De Ease à José Parlá, de la rue au musée : « Mon père s’appelait José Parlá. Il est mort quand j’avais 21 ans, tout avait changé, la culture “street” était moins underground et devenait très populaire. Les galeries et les musées ne s’y intéressaient pas comme aujourd’hui, mais la publicité utilisait nos codes et nos cultures à la télé pour faire du commerce et devenir populaire avec ce style. C’était très kitsch. Même la terminologie ne me correspondait plus : “graffiti”, “street art”, à mes yeux c’était ringard. Alors je suis retourné à qui je suis, en honorant mon père et en reprenant son nom. J’avais besoin de respecter les writers et mon passé, c’est la raison pour laquelle j’ai retiré ça de l’équation. Les personnes qui connaissent, ils le savent, et je n’ai plus rien à prouver. Je n’ai plus besoin d’arriver en disant : “Hey mec, je suis Ease.” Il ne s’agissait plus de ça. Aujourd’hui, mon problème c’est de peindre et de trouver des solutions avec mes peintures chargées d’histoires. (…) J’ai vu beaucoup de choses de la noirceur de nos sociétés et je n’ai jamais eu envie de peindre de jolies photos. J’ai toujours voulu peindre mon interprétation de ces réalités, (…) chercher du sens dans les ruines de la ville. »

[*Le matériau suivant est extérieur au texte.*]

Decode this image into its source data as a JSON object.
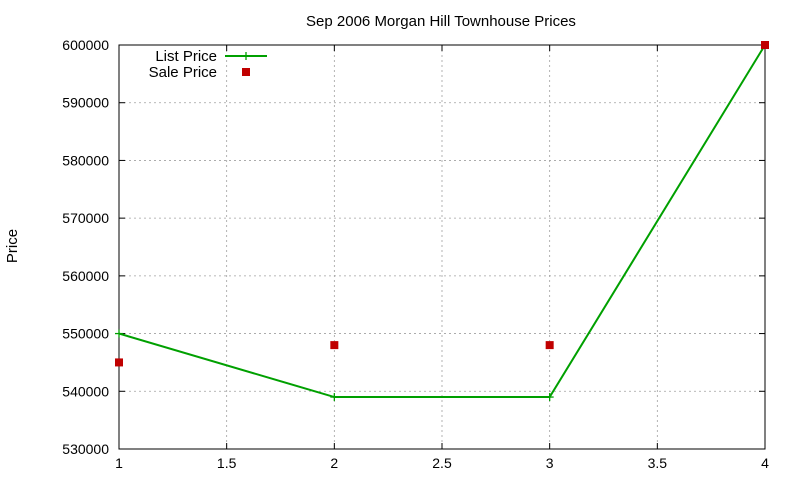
{
  "chart_data": {
    "type": "line",
    "title": "Sep 2006 Morgan Hill Townhouse Prices",
    "xlabel": "",
    "ylabel": "Price",
    "xlim": [
      1,
      4
    ],
    "ylim": [
      530000,
      600000
    ],
    "x_ticks": [
      "1",
      "1.5",
      "2",
      "2.5",
      "3",
      "3.5",
      "4"
    ],
    "x_tick_values": [
      1,
      1.5,
      2,
      2.5,
      3,
      3.5,
      4
    ],
    "y_ticks": [
      "530000",
      "540000",
      "550000",
      "560000",
      "570000",
      "580000",
      "590000",
      "600000"
    ],
    "y_tick_values": [
      530000,
      540000,
      550000,
      560000,
      570000,
      580000,
      590000,
      600000
    ],
    "grid": true,
    "legend_position": "top-left",
    "series": [
      {
        "name": "List Price",
        "style": "line-with-plus-markers",
        "color": "#00a000",
        "x": [
          1,
          2,
          3,
          4
        ],
        "y": [
          550000,
          539000,
          539000,
          600000
        ]
      },
      {
        "name": "Sale Price",
        "style": "square-points",
        "color": "#c00000",
        "x": [
          1,
          2,
          3,
          4
        ],
        "y": [
          545000,
          548000,
          548000,
          600000
        ]
      }
    ]
  }
}
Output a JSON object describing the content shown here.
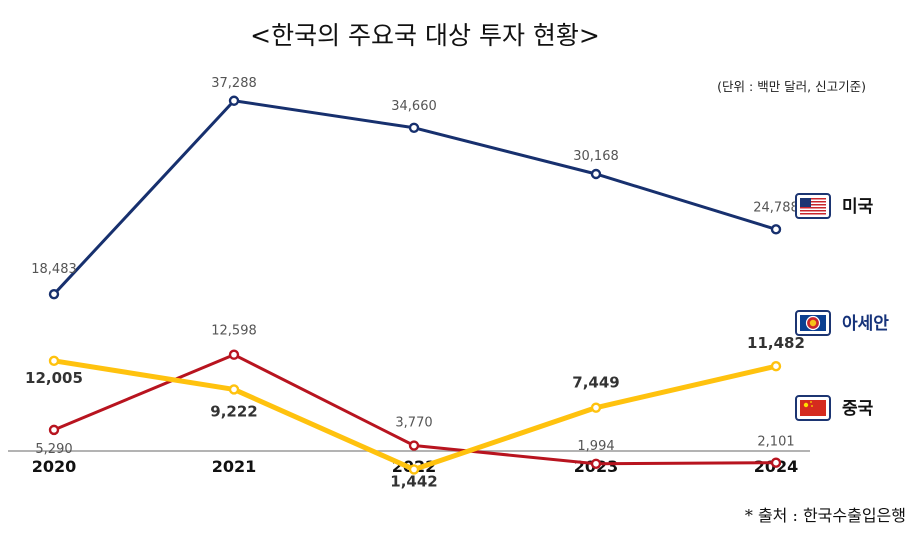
{
  "chart_data": {
    "type": "line",
    "title": "<한국의 주요국 대상 투자 현황>",
    "unit_note": "(단위 : 백만 달러, 신고기준)",
    "source": "*  출처 :  한국수출입은행",
    "x": [
      "2020",
      "2021",
      "2022",
      "2023",
      "2024"
    ],
    "ylim": [
      0,
      40000
    ],
    "series": [
      {
        "name": "미국",
        "color": "#17306e",
        "values": [
          18483,
          37288,
          34660,
          30168,
          24788
        ],
        "labels": [
          "18,483",
          "37,288",
          "34,660",
          "30,168",
          "24,788"
        ],
        "label_style": "thin",
        "flag": "us-flag-icon"
      },
      {
        "name": "아세안",
        "color": "#ffc20e",
        "values": [
          12005,
          9222,
          1442,
          7449,
          11482
        ],
        "labels": [
          "12,005",
          "9,222",
          "1,442",
          "7,449",
          "11,482"
        ],
        "label_style": "bold",
        "flag": "asean-flag-icon"
      },
      {
        "name": "중국",
        "color": "#b8141f",
        "values": [
          5290,
          12598,
          3770,
          1994,
          2101
        ],
        "labels": [
          "5,290",
          "12,598",
          "3,770",
          "1,994",
          "2,101"
        ],
        "label_style": "thin",
        "flag": "china-flag-icon"
      }
    ]
  }
}
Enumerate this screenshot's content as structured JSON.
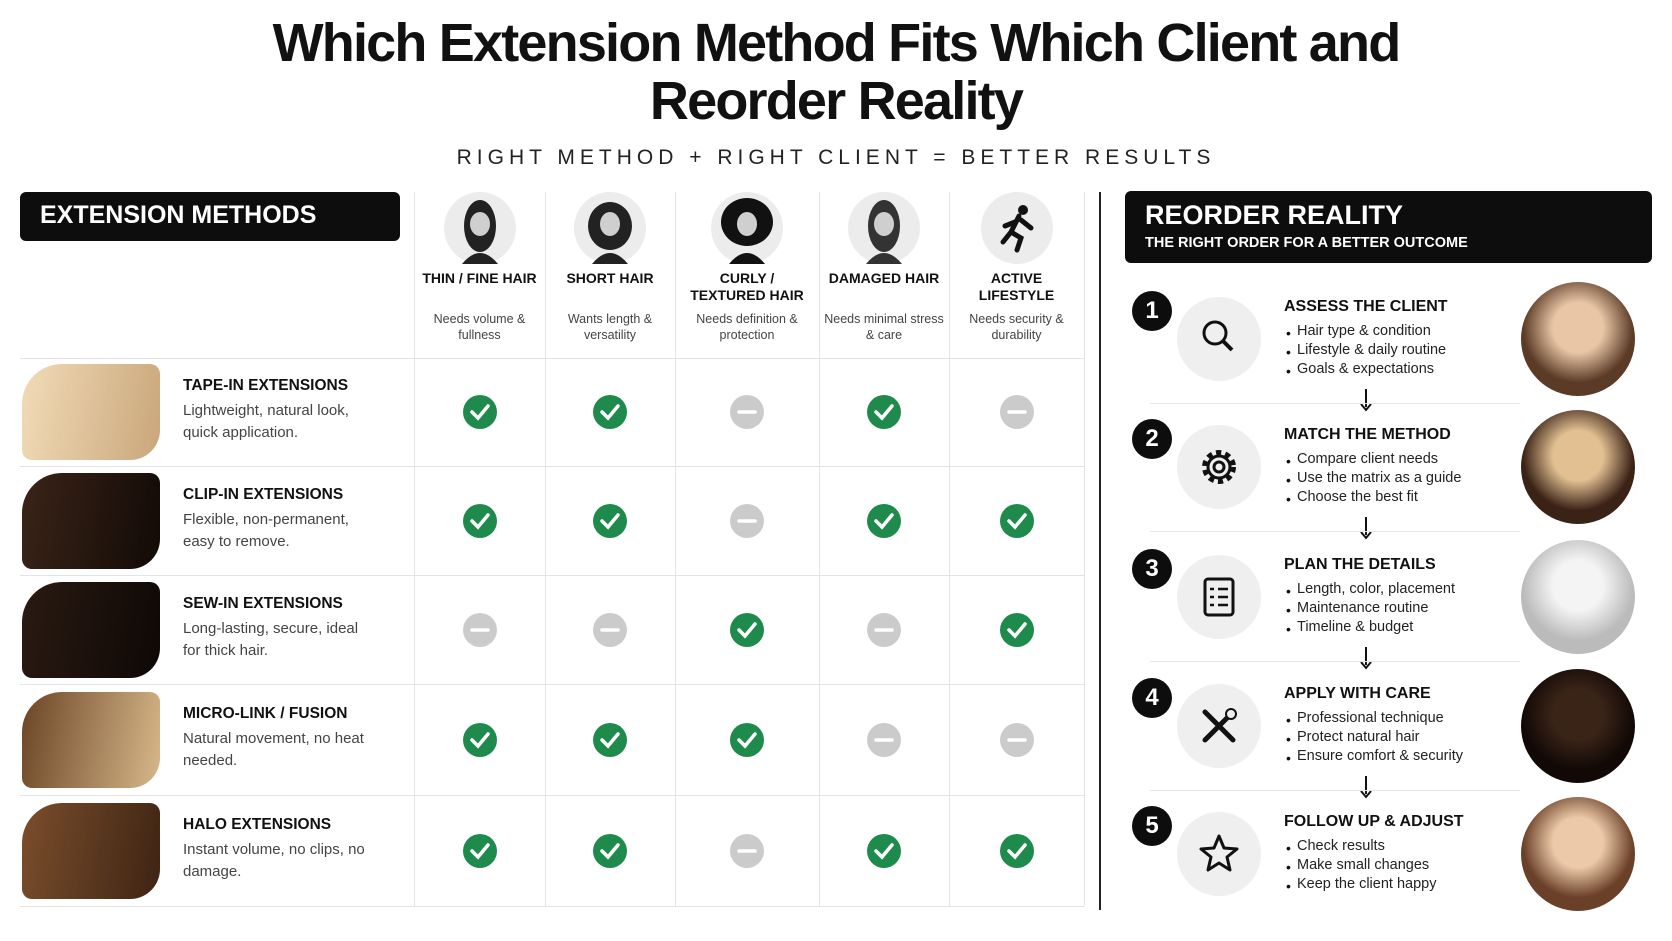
{
  "header": {
    "title": "Which Extension Method Fits Which Client and Reorder Reality",
    "subtitle": "RIGHT METHOD + RIGHT CLIENT = BETTER RESULTS"
  },
  "matrix": {
    "heading": "EXTENSION METHODS",
    "columns": [
      {
        "label": "THIN / FINE HAIR",
        "note": "Needs volume & fullness"
      },
      {
        "label": "SHORT HAIR",
        "note": "Wants length & versatility"
      },
      {
        "label": "CURLY / TEXTURED HAIR",
        "note": "Needs definition & protection"
      },
      {
        "label": "DAMAGED HAIR",
        "note": "Needs minimal stress & care"
      },
      {
        "label": "ACTIVE LIFESTYLE",
        "note": "Needs security & durability"
      }
    ],
    "rows": [
      {
        "name": "TAPE-IN EXTENSIONS",
        "description": "Lightweight, natural look, quick application.",
        "fits": [
          true,
          true,
          false,
          true,
          false
        ]
      },
      {
        "name": "CLIP-IN EXTENSIONS",
        "description": "Flexible, non-permanent, easy to remove.",
        "fits": [
          true,
          true,
          false,
          true,
          true
        ]
      },
      {
        "name": "SEW-IN EXTENSIONS",
        "description": "Long-lasting, secure, ideal for thick hair.",
        "fits": [
          false,
          false,
          true,
          false,
          true
        ]
      },
      {
        "name": "MICRO-LINK / FUSION",
        "description": "Natural movement, no heat needed.",
        "fits": [
          true,
          true,
          true,
          false,
          false
        ]
      },
      {
        "name": "HALO EXTENSIONS",
        "description": "Instant volume, no clips, no damage.",
        "fits": [
          true,
          true,
          false,
          true,
          true
        ]
      }
    ]
  },
  "reorder": {
    "heading": "REORDER REALITY",
    "subheading": "THE RIGHT ORDER FOR A BETTER OUTCOME",
    "steps": [
      {
        "number": 1,
        "title": "ASSESS THE CLIENT",
        "bullets": [
          "Hair type & condition",
          "Lifestyle & daily routine",
          "Goals & expectations"
        ]
      },
      {
        "number": 2,
        "title": "MATCH THE METHOD",
        "bullets": [
          "Compare client needs",
          "Use the matrix as a guide",
          "Choose the best fit"
        ]
      },
      {
        "number": 3,
        "title": "PLAN THE DETAILS",
        "bullets": [
          "Length, color, placement",
          "Maintenance routine",
          "Timeline & budget"
        ]
      },
      {
        "number": 4,
        "title": "APPLY WITH CARE",
        "bullets": [
          "Professional technique",
          "Protect natural hair",
          "Ensure comfort & security"
        ]
      },
      {
        "number": 5,
        "title": "FOLLOW UP & ADJUST",
        "bullets": [
          "Check results",
          "Make small changes",
          "Keep the client happy"
        ]
      }
    ]
  }
}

Tout comme ses racines du writing, les origines familiales de Parlá ne l’ont jamais quitté. En témoignent son accent, ses inspirations et son projet Wrinkles of Cuba avec JR à Cuba en mai 2012 (voir notre webdoc sur JR dans Mediapart). « Je n’ai pas connu mes grands parents, avec ce projet c’est comme si je les avait rencontrés. » Projet artistique international de l’artiste JR, Wrinkles of the City traverse les villes en photographiant et recolant des portraits noir et blancs XXL de personnes âgées, témoins et acteurs de l’histoire, croisant ainsi les mémoires, les rides des visages et les fissures des murs. Après Carthagène, Shanghaï et Los Angeles, le projet s’est enraciné à Cuba avec José Parlá qui a enveloppé les portraits d’écritures-mémoires peintes directement sur les murs.

Pour accéder à notre portfolio, cliquez ici

Des œuvres qui questionnent les ruines de la Havane que subissent au quotidien les habitants, et le rôle politique des murs et de l’image, faisant surgir dans ces territoires détériorés – où les photographies, les affiches et l’art prennent un autre sens dans l’espace public – des visages anonymes qui s’élèvent face aux icônes de Fidel Castro et du Che Guevara. Une dizaine de portraits, qui disparaissent progressivement avec le temps et l’évolution de la ville, mais dont il reste encore des spectres. Des traces et des plaies.